Seperti yang kita ketahui bersama bahwa pentingnya surat sertifikat tanah sebagai bukti kepemilikan atas suatu tanah dan lahan yang diakui pemerintah. Namun apa jadinya apabila sertifikat tanah hilang atau rusak ? Kerusakan atau kehilangan surat sertifikat tanah bisa menimpa siapun yang bisa disebabkan karena teledor, tangan-tangan jahil yang mengambil bukan haknya, dimakan rayap, musibah rumah kebakaran, huru-hara, hingga bencana alam seperti banjir, gempa. Untuk itulah pentingnya anda menyimpan surat-surat berharga seperti salah satunya sertifikat tanah anda ditempat yang baik dan aman.

Cara Mengurus Sertifikat Tanah Hilang

Lalu bagaimana jika surat sertifikat tanah hilang ?

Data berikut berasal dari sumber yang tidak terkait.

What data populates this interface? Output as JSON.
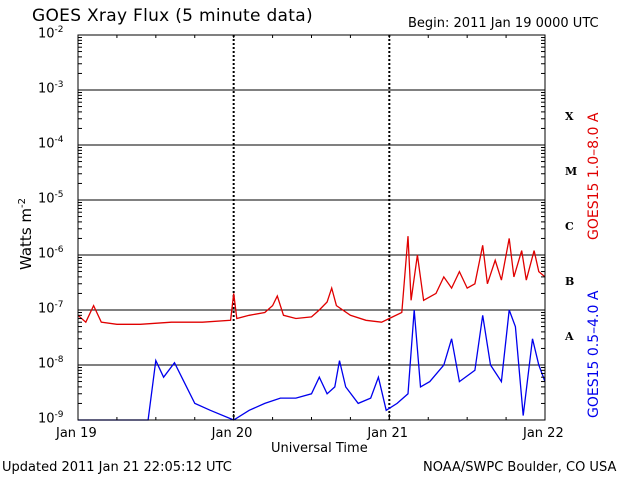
{
  "header": {
    "title": "GOES Xray Flux (5 minute data)",
    "begin": "Begin:  2011 Jan 19 0000 UTC"
  },
  "footer": {
    "updated": "Updated 2011 Jan 21 22:05:12 UTC",
    "credit": "NOAA/SWPC Boulder, CO USA"
  },
  "axes": {
    "ylabel": "Watts m",
    "ylabel_exp": "-2",
    "xlabel": "Universal Time"
  },
  "colors": {
    "long": "#e00000",
    "short": "#0000ee",
    "grid": "#000000"
  },
  "chart_data": {
    "type": "line",
    "yscale": "log",
    "ylim": [
      1e-09,
      0.01
    ],
    "y_ticks": [
      {
        "base": "10",
        "exp": "-9",
        "value": 1e-09
      },
      {
        "base": "10",
        "exp": "-8",
        "value": 1e-08
      },
      {
        "base": "10",
        "exp": "-7",
        "value": 1e-07
      },
      {
        "base": "10",
        "exp": "-6",
        "value": 1e-06
      },
      {
        "base": "10",
        "exp": "-5",
        "value": 1e-05
      },
      {
        "base": "10",
        "exp": "-4",
        "value": 0.0001
      },
      {
        "base": "10",
        "exp": "-3",
        "value": 0.001
      },
      {
        "base": "10",
        "exp": "-2",
        "value": 0.01
      }
    ],
    "x_ticks": [
      "Jan 19",
      "Jan 20",
      "Jan 21",
      "Jan 22"
    ],
    "xlim_days": [
      0,
      3
    ],
    "flare_classes": [
      {
        "label": "A",
        "value": 1e-08
      },
      {
        "label": "B",
        "value": 1e-07
      },
      {
        "label": "C",
        "value": 1e-06
      },
      {
        "label": "M",
        "value": 1e-05
      },
      {
        "label": "X",
        "value": 0.0001
      }
    ],
    "grid": true,
    "series": [
      {
        "name": "GOES15 1.0–8.0 A",
        "points": [
          [
            0.0,
            8e-08
          ],
          [
            0.05,
            6e-08
          ],
          [
            0.1,
            1.2e-07
          ],
          [
            0.15,
            6e-08
          ],
          [
            0.25,
            5.5e-08
          ],
          [
            0.4,
            5.5e-08
          ],
          [
            0.6,
            6e-08
          ],
          [
            0.8,
            6e-08
          ],
          [
            0.98,
            6.5e-08
          ],
          [
            1.0,
            2e-07
          ],
          [
            1.02,
            7e-08
          ],
          [
            1.1,
            8e-08
          ],
          [
            1.2,
            9e-08
          ],
          [
            1.25,
            1.2e-07
          ],
          [
            1.28,
            1.8e-07
          ],
          [
            1.32,
            8e-08
          ],
          [
            1.4,
            7e-08
          ],
          [
            1.5,
            7.5e-08
          ],
          [
            1.55,
            1e-07
          ],
          [
            1.6,
            1.4e-07
          ],
          [
            1.63,
            2.5e-07
          ],
          [
            1.66,
            1.2e-07
          ],
          [
            1.75,
            8e-08
          ],
          [
            1.85,
            6.5e-08
          ],
          [
            1.95,
            6e-08
          ],
          [
            2.0,
            7e-08
          ],
          [
            2.08,
            9e-08
          ],
          [
            2.12,
            2.2e-06
          ],
          [
            2.14,
            1.5e-07
          ],
          [
            2.18,
            1e-06
          ],
          [
            2.22,
            1.5e-07
          ],
          [
            2.3,
            2e-07
          ],
          [
            2.35,
            4e-07
          ],
          [
            2.4,
            2.5e-07
          ],
          [
            2.45,
            5e-07
          ],
          [
            2.5,
            2.5e-07
          ],
          [
            2.55,
            3e-07
          ],
          [
            2.6,
            1.5e-06
          ],
          [
            2.63,
            3e-07
          ],
          [
            2.68,
            8e-07
          ],
          [
            2.72,
            3.5e-07
          ],
          [
            2.77,
            2e-06
          ],
          [
            2.8,
            4e-07
          ],
          [
            2.85,
            1.2e-06
          ],
          [
            2.88,
            3.5e-07
          ],
          [
            2.93,
            1.2e-06
          ],
          [
            2.96,
            5e-07
          ],
          [
            3.0,
            4e-07
          ]
        ]
      },
      {
        "name": "GOES15 0.5–4.0 A",
        "points": [
          [
            0.0,
            1e-09
          ],
          [
            0.45,
            1e-09
          ],
          [
            0.5,
            1.2e-08
          ],
          [
            0.55,
            6e-09
          ],
          [
            0.62,
            1.1e-08
          ],
          [
            0.68,
            5e-09
          ],
          [
            0.75,
            2e-09
          ],
          [
            0.85,
            1.5e-09
          ],
          [
            1.0,
            1e-09
          ],
          [
            1.1,
            1.5e-09
          ],
          [
            1.2,
            2e-09
          ],
          [
            1.3,
            2.5e-09
          ],
          [
            1.4,
            2.5e-09
          ],
          [
            1.5,
            3e-09
          ],
          [
            1.55,
            6e-09
          ],
          [
            1.6,
            3e-09
          ],
          [
            1.65,
            4e-09
          ],
          [
            1.68,
            1.2e-08
          ],
          [
            1.72,
            4e-09
          ],
          [
            1.8,
            2e-09
          ],
          [
            1.88,
            2.5e-09
          ],
          [
            1.93,
            6e-09
          ],
          [
            1.98,
            1.5e-09
          ],
          [
            2.05,
            2e-09
          ],
          [
            2.12,
            3e-09
          ],
          [
            2.16,
            1e-07
          ],
          [
            2.2,
            4e-09
          ],
          [
            2.26,
            5e-09
          ],
          [
            2.35,
            1e-08
          ],
          [
            2.4,
            3e-08
          ],
          [
            2.45,
            5e-09
          ],
          [
            2.55,
            8e-09
          ],
          [
            2.6,
            8e-08
          ],
          [
            2.65,
            1e-08
          ],
          [
            2.72,
            5e-09
          ],
          [
            2.77,
            1e-07
          ],
          [
            2.81,
            5e-08
          ],
          [
            2.86,
            1.2e-09
          ],
          [
            2.92,
            3e-08
          ],
          [
            2.96,
            1e-08
          ],
          [
            3.0,
            5e-09
          ]
        ]
      }
    ]
  }
}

Banyak orang yang kehilangan surat tanah menjadi panik dan ketakutan sebab berpikiran surat sertifikat tanah yang hilang maka hak kepemilikan tanah juga akan hilang. Perlu anda ketahui bahwa pikiran tersebut sama sekali tidak berdasar dan hanya ketakutan anda saja karena pada dasarnya sertifikat tanah asli yang Anda pegang tersebut hanya merupakan salinan dari buku tanah yang disimpan di Kantor Pertanahan atau Kantor Badan Pertanahan Nasional (BPN) di wilayah tempat tanah tersebut berada.

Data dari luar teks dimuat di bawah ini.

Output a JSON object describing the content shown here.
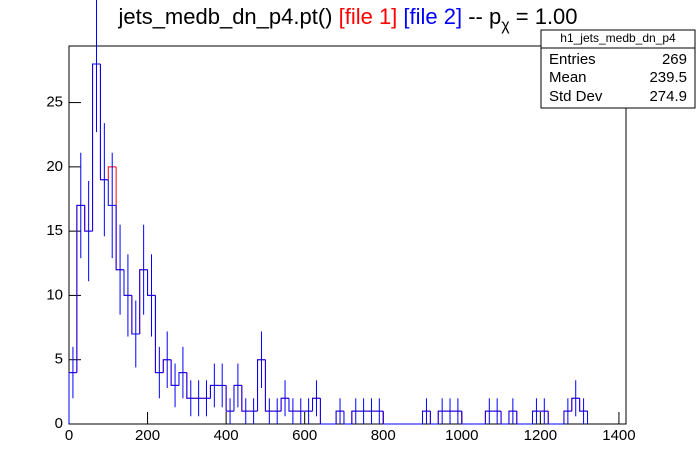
{
  "chart_data": {
    "type": "histogram",
    "title_parts": [
      {
        "text": "jets_medb_dn_p4.pt() ",
        "color": "#000000"
      },
      {
        "text": "[file 1]",
        "color": "#ff0000"
      },
      {
        "text": " [file 2]",
        "color": "#0000ff"
      },
      {
        "text": " -- p",
        "color": "#000000"
      },
      {
        "text": "χ",
        "color": "#000000",
        "subscript": true
      },
      {
        "text": " = 1.00",
        "color": "#000000"
      }
    ],
    "bins": [
      0,
      20,
      40,
      60,
      80,
      100,
      120,
      140,
      160,
      180,
      200,
      220,
      240,
      260,
      280,
      300,
      320,
      340,
      360,
      380,
      400,
      420,
      440,
      460,
      480,
      500,
      520,
      540,
      560,
      580,
      600,
      620,
      640,
      660,
      680,
      700,
      720,
      740,
      760,
      780,
      800,
      820,
      840,
      860,
      880,
      900,
      920,
      940,
      960,
      980,
      1000,
      1020,
      1040,
      1060,
      1080,
      1100,
      1120,
      1140,
      1160,
      1180,
      1200,
      1220,
      1240,
      1260,
      1280,
      1300,
      1320
    ],
    "series": [
      {
        "name": "file 1",
        "color": "#ff0000",
        "values": [
          4,
          17,
          15,
          28,
          19,
          20,
          12,
          10,
          7,
          12,
          10,
          4,
          5,
          3,
          4,
          2,
          2,
          2,
          3,
          3,
          1,
          3,
          1,
          1,
          5,
          1,
          1,
          2,
          1,
          1,
          1,
          2,
          0,
          0,
          1,
          0,
          1,
          1,
          1,
          1,
          0,
          0,
          0,
          0,
          0,
          1,
          0,
          1,
          1,
          1,
          0,
          0,
          0,
          1,
          1,
          0,
          1,
          0,
          0,
          1,
          1,
          0,
          0,
          1,
          2,
          1
        ]
      },
      {
        "name": "file 2",
        "color": "#0000ff",
        "values": [
          4,
          17,
          15,
          28,
          19,
          17,
          12,
          10,
          7,
          12,
          10,
          4,
          5,
          3,
          4,
          2,
          2,
          2,
          3,
          3,
          1,
          3,
          1,
          1,
          5,
          1,
          1,
          2,
          1,
          1,
          1,
          2,
          0,
          0,
          1,
          0,
          1,
          1,
          1,
          1,
          0,
          0,
          0,
          0,
          0,
          1,
          0,
          1,
          1,
          1,
          0,
          0,
          0,
          1,
          1,
          0,
          1,
          0,
          0,
          1,
          1,
          0,
          0,
          1,
          2,
          1
        ],
        "errors": [
          2,
          4.1,
          3.9,
          5.3,
          4.4,
          4.1,
          3.5,
          3.2,
          2.6,
          3.5,
          3.2,
          2,
          2.2,
          1.7,
          2,
          1.4,
          1.4,
          1.4,
          1.7,
          1.7,
          1,
          1.7,
          1,
          1,
          2.2,
          1,
          1,
          1.4,
          1,
          1,
          1,
          1.4,
          0,
          0,
          1,
          0,
          1,
          1,
          1,
          1,
          0,
          0,
          0,
          0,
          0,
          1,
          0,
          1,
          1,
          1,
          0,
          0,
          0,
          1,
          1,
          0,
          1,
          0,
          0,
          1,
          1,
          0,
          0,
          1,
          1.4,
          1
        ]
      }
    ],
    "xlim": [
      0,
      1418
    ],
    "ylim": [
      0,
      29.4
    ],
    "xticks": [
      0,
      200,
      400,
      600,
      800,
      1000,
      1200,
      1400
    ],
    "yticks": [
      0,
      5,
      10,
      15,
      20,
      25
    ],
    "stats": {
      "title": "h1_jets_medb_dn_p4",
      "rows": [
        {
          "label": "Entries",
          "value": "269"
        },
        {
          "label": "Mean",
          "value": "239.5"
        },
        {
          "label": "Std Dev",
          "value": "274.9"
        }
      ]
    }
  }
}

Sesuai Pasal 57 Peraturan Pemerintah No. 24 Tahun 1997 tentang Pendaftaran Tanah, disebutkan bahwa atas permohonan pemegang atas tanah dapat diterbitkan sertifikat baru sebagai pengganti sertifikat yang hilang. Jadi, apabila sertifikat tanah anda hilang atau rusak dan tidak digunakan lagi, maka Anda bisa mengajukan permohonan kepada Kantor Pertanahan atau Kantor BPN yang mewilayahi tanah tersebut untuk menerbitkan sertifikat pengganti, adapun pengurusan penggantian sertifikat tanah yang hilang ini harus dilakukan sesegera mungkin untuk menghindari hal-hal yang tidak anda inginkan nantinya. Cara mengurus sertifikat tanah hilang harus dilakukan di Kantor BPN setempat.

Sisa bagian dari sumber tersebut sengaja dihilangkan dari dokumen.